Type 1 diabetes is just one of multiple autoimmune diseases. We inherit risk of autoimmunity primarily in the HLA complex located on chromosome six. Due to the close linkage of genes coding particularly for type 1 diabetes, Hashimoto’s Thyroiditis, Juvenile Rheumatoid Arthritis, Graves, Celiac, and Addison’s disease, there is more than a random association of these diseases. A significant number of children have thyroid and celiac disease, which is the most common in association with Type 1 diabetes as demonstrated in evidence-based studies. Less commonly associated with type 1 diabetes are other autoimmune diseases such as Systemic Lupus Erythematosis and inflammatory bowel disease.
Autoimmune thyroid disease in the form of hypothyroidism (Hashimoto’s Thyroiditis) and hyperthyroidism (Graves Disease) is most commonly associated with type 1 diabetes. Thus, at diagnosis, or shortly after, Thyroid stimulating hormone (TSH), thyroid antibodies (thyroid peroxidase, or antithyroglobulin antibodies) are obtained. If the TSH is elevated in association with a low thyroid hormone level (usually free T4), thyroid replacement medication begins (Synthroid). If the TSH is extremely low in association with higher free T4 levels, thyroid suppression medication (Methimazole, for example) is usually initiated.

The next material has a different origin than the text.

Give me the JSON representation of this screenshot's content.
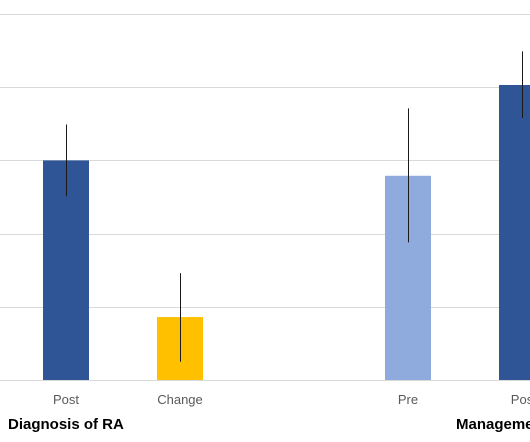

Celiac disease or gluten intolerance is the next most common autoimmune disease associated with type 1 diabetes. Symptoms of the disease may be vague so one must have a high suspicion to rule out the disease. Abdominal pain, growth failure, or menstrual irregularities are often associated with celiac disease; however, there may be no symptoms present. Therefore, laboratory screening is necessary requiring a serum tissue transglutaminase IgA, along with a total IgA (to ensure that the child/adolescent manufactures IgA antibodies). The tissue transglutaminase is an excellent screening test and if positive, the endomysial IgA antibody is extremely specific and is usually positive in celiac disease. Endoscopic sampling of the intestinal villi is gold standard in the diagnosis of Celiac disease.
JRA may present with joint pain, redness or swelling, and specific lab work is usually obtained by a rheumatologist that includes antibodies and markers of inflammation.
Adrenal insufficiency or Addison’s disease also may be associated with type 1 diabetes and is extremely rare. It often takes months to make the diagnosis due to vague symptomatology. As the clinical status worsens with vomiting, fatigue, and hyperpigmentation (and low blood sugar levels in children with type 1 diabetes), the child/adolescent may become very ill resulting in crisis requiring stress IV doses of hydrocortisone. Low levels of cortisol and very high levels of ACTH, along with the association of anti-adrenal antibodies, may confirm diagnosis.
Interesting enough, several of my patients have been diagnosed with alopecia areata. Alopecia Areata is hair loss that occurs when your immune system inappropriately attacks the hair follicles that initiate hair growth. The damage to the hair follicle is usually not permanent. In a paper written by Dr. Angela Christiano of Columbia University (Petukhova L, Duvic M, Hordinsky M, Norris D, Price V, Shimomura Y, Kim H, Singh P, Lee A, Chen WV, Meyer KC, Paus R, Jahoda CA, Amos CI, Gregersen PK, Christiano AM. Genome-wide association study in alopecia areata implicates both innate and adaptive immunity. Nature. 2010 July1; 466(7302):113-7) she found that of the genetic markers studied, variations were clustered in eight different regions. Not surprisingly, one of the regions was in the HLA section that is associated with the autoimmune diseases described above. Alopecia Areata did not, however, share any genetic similarities with psoriasis and vitiligo, two other autoimmune diseases of the skin. What was most surprising to the authors was that alopecia shared similarities with the three autoimmune diseases with completely different targets: Rheumatoid arthritis, type 1 diabetes, and celiac disease.